Ao GLOBO, a Gol encaminhou nota de esclarecimento na qual informa que o voo foi cancelado devido a defeito apresentado na unidade auxiliar de fornecimento de energia, chamada APU, usada para manter o ar-condicionado e os sistemas elétrocos da aeronave funcionand em solo. “Devido ao forte calor, os passageiros foram reacomodados em outra aeronave, seguindo para Guarulhos às 14h02, e pousando no aeroporto às 14h54”. Garantiu, ainda, ter prestado a assistência necessária aos passageiros. A companhia não informou se o defeito foi detectado antes do embarque e nem comentou a atitude do piloto.
Procurada para comentar o incidente, a Agência Nacional de Aviação Civil ainda não se manifestou.
O Globo
Em PRIMEIRO LUGAR, concordo em reclamar e fazer auê, mas quem escreveu esta matéria devia no mínimo entender como funciona um avião.
– Quando os motores são ligados (tais turbinas), o ar condicionado é AUTOMATICAMENTE LIGADO TAMBÉM, o que deu problema foi o APU que funciona em solo para gerar ar condicionado. Ao acionar os motores, o lógico que o ar condicionado tem uma pequena demora para começar refrigerar a cabine.
Ainda bem que não era Airbus e sim um Boeing, porque os Airbus possuem escorregadeiras para evacuação nas asas e o problema seria pior, mas pros passageiros colocando em risco o avião, as mesmas seriam acionadas automaticamente durante a abertura.
Ah! E no Boeing as janelas e nem portas de emergência são arrancadas! Ambas são apenas abertas.
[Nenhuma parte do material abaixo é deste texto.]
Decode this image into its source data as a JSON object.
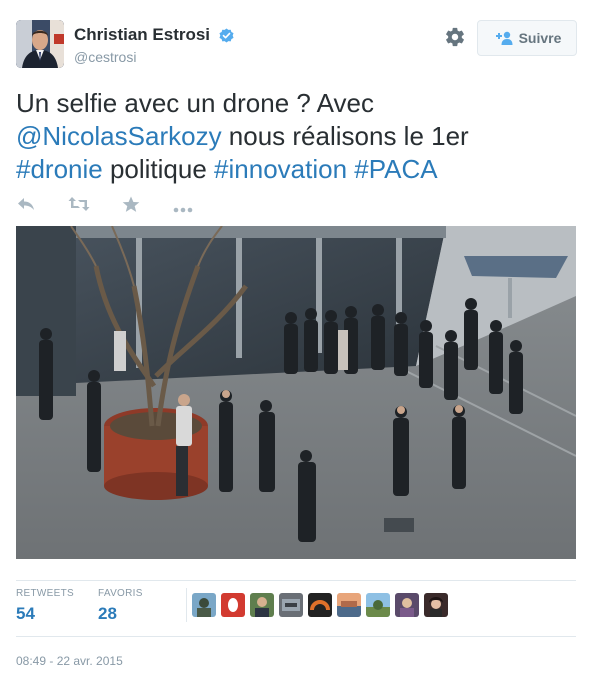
{
  "author": {
    "name": "Christian Estrosi",
    "handle": "@cestrosi",
    "verified": true
  },
  "follow_button": {
    "label": "Suivre",
    "icon": "add-user-icon"
  },
  "tweet": {
    "line1": "Un selfie avec un drone ? Avec",
    "mention": "@NicolasSarkozy",
    "line2_rest": " nous réalisons le 1er",
    "hashtag1": "#dronie",
    "word_politique": " politique ",
    "hashtag2": "#innovation",
    "hashtag3": "#PACA"
  },
  "actions": [
    "reply-icon",
    "retweet-icon",
    "favorite-icon",
    "more-icon"
  ],
  "stats": {
    "retweets_label": "RETWEETS",
    "retweets_value": "54",
    "favorites_label": "FAVORIS",
    "favorites_value": "28"
  },
  "timestamp": "08:49 - 22 avr. 2015",
  "colors": {
    "link": "#2b7bb9",
    "text": "#292f33",
    "muted": "#8899a6",
    "verified": "#55acee",
    "divider": "#e1e8ed"
  }
}
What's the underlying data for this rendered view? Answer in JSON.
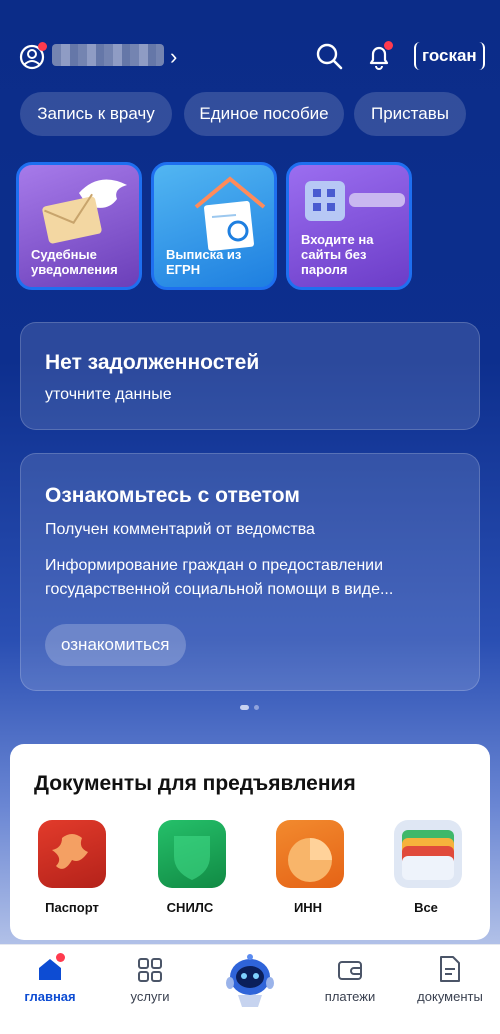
{
  "header": {
    "gosklyuch_label": "госкан",
    "user_chevron": "›"
  },
  "chips": [
    "Запись к врачу",
    "Единое пособие",
    "Приставы"
  ],
  "tiles": [
    {
      "label": "Судебные уведомления"
    },
    {
      "label": "Выписка из ЕГРН"
    },
    {
      "label": "Входите на сайты без пароля"
    }
  ],
  "debt_card": {
    "title": "Нет задолженностей",
    "subtitle": "уточните данные"
  },
  "answer_card": {
    "title": "Ознакомьтесь с ответом",
    "line1": "Получен комментарий от ведомства",
    "line2": "Информирование граждан о предоставлении государственной социальной помощи в виде...",
    "button": "ознакомиться"
  },
  "documents": {
    "title": "Документы для предъявления",
    "items": [
      {
        "label": "Паспорт",
        "icon": "passport-icon",
        "color": "#d63424"
      },
      {
        "label": "СНИЛС",
        "icon": "snils-icon",
        "color": "#16a34a"
      },
      {
        "label": "ИНН",
        "icon": "inn-icon",
        "color": "#f07a22"
      },
      {
        "label": "Все",
        "icon": "wallet-icon",
        "color": "#dfe7f4"
      }
    ]
  },
  "nav": [
    {
      "label": "главная",
      "active": true
    },
    {
      "label": "услуги"
    },
    {
      "label": ""
    },
    {
      "label": "платежи"
    },
    {
      "label": "документы"
    }
  ],
  "colors": {
    "accent": "#0d4cd3",
    "badge": "#ff3b4e"
  }
}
Também estava neste vôo e realmente foi um grande sufoco para todos os passageiros, eu estava com meus dois filhos pequenos sendo que um deles de 9 anos sentiu-se muito mal. Um dos fatores mais complicado dessa situação foi a atitude arrogante e ameaçadora do comandante que ao invés de controlar a situação deixou os passageiros mais ansiosos e tensos. Situação inusitada e lastimável.
Eu estava lá e além da indignidade de passarmos por um calor insuportável ainda existia a arrogância e falta de preparo do piloto. Lamentável este voo da Gol.